RA: And if I could hear anything from an older person, it would be the quote,
“Do you, boo.” For many millennials, there was a set roadmap that we were supposed to follow towards success. I think, if older generations should tell us anything, it’s that the roadmap is a joke. I want to hear more stories where people communicate their vulnerabilities, how they worked through it, if they worked through it, or if failure happened instead.
Fill in the blank, “Good partnership means…”
JA: Honest collaboration, acknowledging and drawing upon each other’s strengths, and setting expectations and boundaries with the goal of building trust.
RA: For me it’s all about listening, listening, listening.
What would you expand about CGI U if you had unlimited resources?
JA: I would really love to see more funding for more students so that they can take their projects forward. I also like the idea of having CGI U ‘feeder’ programs at the high school level because I think that the entrepreneurial education journey needs to begin even sooner. And finally, more services such as translation and interpretation so that our programs could be that much more accessible to more people.

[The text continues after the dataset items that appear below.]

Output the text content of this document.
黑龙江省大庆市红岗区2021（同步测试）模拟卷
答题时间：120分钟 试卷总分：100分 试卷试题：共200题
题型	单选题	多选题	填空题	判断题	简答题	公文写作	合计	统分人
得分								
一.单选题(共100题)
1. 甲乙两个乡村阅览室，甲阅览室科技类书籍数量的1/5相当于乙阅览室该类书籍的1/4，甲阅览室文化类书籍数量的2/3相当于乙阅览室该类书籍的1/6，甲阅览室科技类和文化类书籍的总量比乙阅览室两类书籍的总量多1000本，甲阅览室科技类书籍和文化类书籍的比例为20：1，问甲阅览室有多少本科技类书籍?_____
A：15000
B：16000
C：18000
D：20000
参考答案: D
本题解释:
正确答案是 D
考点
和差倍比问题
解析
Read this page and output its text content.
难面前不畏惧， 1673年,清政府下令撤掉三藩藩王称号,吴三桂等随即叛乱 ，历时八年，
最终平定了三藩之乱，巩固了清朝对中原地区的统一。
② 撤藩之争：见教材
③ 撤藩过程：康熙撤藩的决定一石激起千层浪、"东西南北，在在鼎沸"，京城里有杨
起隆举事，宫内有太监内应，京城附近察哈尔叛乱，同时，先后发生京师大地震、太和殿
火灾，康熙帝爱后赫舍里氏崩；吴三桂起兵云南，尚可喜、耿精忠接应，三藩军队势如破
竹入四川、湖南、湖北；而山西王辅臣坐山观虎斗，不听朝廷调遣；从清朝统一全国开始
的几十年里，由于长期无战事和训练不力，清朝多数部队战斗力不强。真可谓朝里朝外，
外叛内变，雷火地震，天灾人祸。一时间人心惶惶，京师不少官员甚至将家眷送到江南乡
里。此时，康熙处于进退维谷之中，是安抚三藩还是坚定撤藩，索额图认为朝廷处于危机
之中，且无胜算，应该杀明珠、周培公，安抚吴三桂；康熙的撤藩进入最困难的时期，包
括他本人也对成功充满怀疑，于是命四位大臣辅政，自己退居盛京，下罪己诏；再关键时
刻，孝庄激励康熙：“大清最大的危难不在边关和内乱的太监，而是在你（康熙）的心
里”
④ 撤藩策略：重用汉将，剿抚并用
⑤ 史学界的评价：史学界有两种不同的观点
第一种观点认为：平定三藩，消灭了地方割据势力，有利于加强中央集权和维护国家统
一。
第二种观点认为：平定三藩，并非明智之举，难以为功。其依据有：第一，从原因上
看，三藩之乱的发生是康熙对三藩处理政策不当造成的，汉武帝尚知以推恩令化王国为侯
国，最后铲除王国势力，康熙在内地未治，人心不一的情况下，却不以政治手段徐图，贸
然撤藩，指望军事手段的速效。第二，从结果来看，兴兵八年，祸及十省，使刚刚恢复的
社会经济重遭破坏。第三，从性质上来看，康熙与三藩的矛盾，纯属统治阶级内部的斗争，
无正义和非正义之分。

RA: Thinking about the accessibility of our programming — what’s super exciting about CGI U is that we are one of the only social entrepreneurship incubators with no barrier to entry. You don’t need money to attend. The only thing you need is an amazing idea and the willingness to want to make change. In my heart, I would love for us to have a CGI U social impact fund, where we are giving the top 10 percent of our student commitment-makers grants to really get their projects off the ground, creating more homegrown success stories of students that we’ve supported and the impact they’ve created.
What do you consider to be the one thing that most distinguishes the Clinton Foundation and its work from other organizations?
JA: I would say the model of Commitments to Action that are specific and measurable. I think having those requirements holds us to a higher level of accountability, which is unique.
RA: The Clinton Foundation was one of the first in philanthropy that aimed not only to bring people together — but also to get something done. A true advancement of the triple bottom line. What is the public sector doing? What is the private sector doing? What is philanthropy doing? How can we work together to drive change?
What’s one thing someone — anyone — can do if they want to make a difference in your line of work?
JA: I think having sometimes difficult and hopefully always thoughtful conversations with those you love, those you work with, and especially those you disagree with. I’ve been seeing this in my own family and it’s something that I’ve been reluctant to engage in because I don’t want to rock the boat too much, but we need to rock the boat. And we can only do so if we’re opening up to one another in a really intentional way, with both grace and respect at the center.
RA: I think being better neighbors, taking care of each other is the way to make a difference here, and not being ego-driven and chasing the big shiny thing. I think of Maslow’s Hierarchy of Needs. Everyone needs to be fed, have water, and feel loved. And if we do that for everybody, then a lot of these issues just wouldn’t be a thing.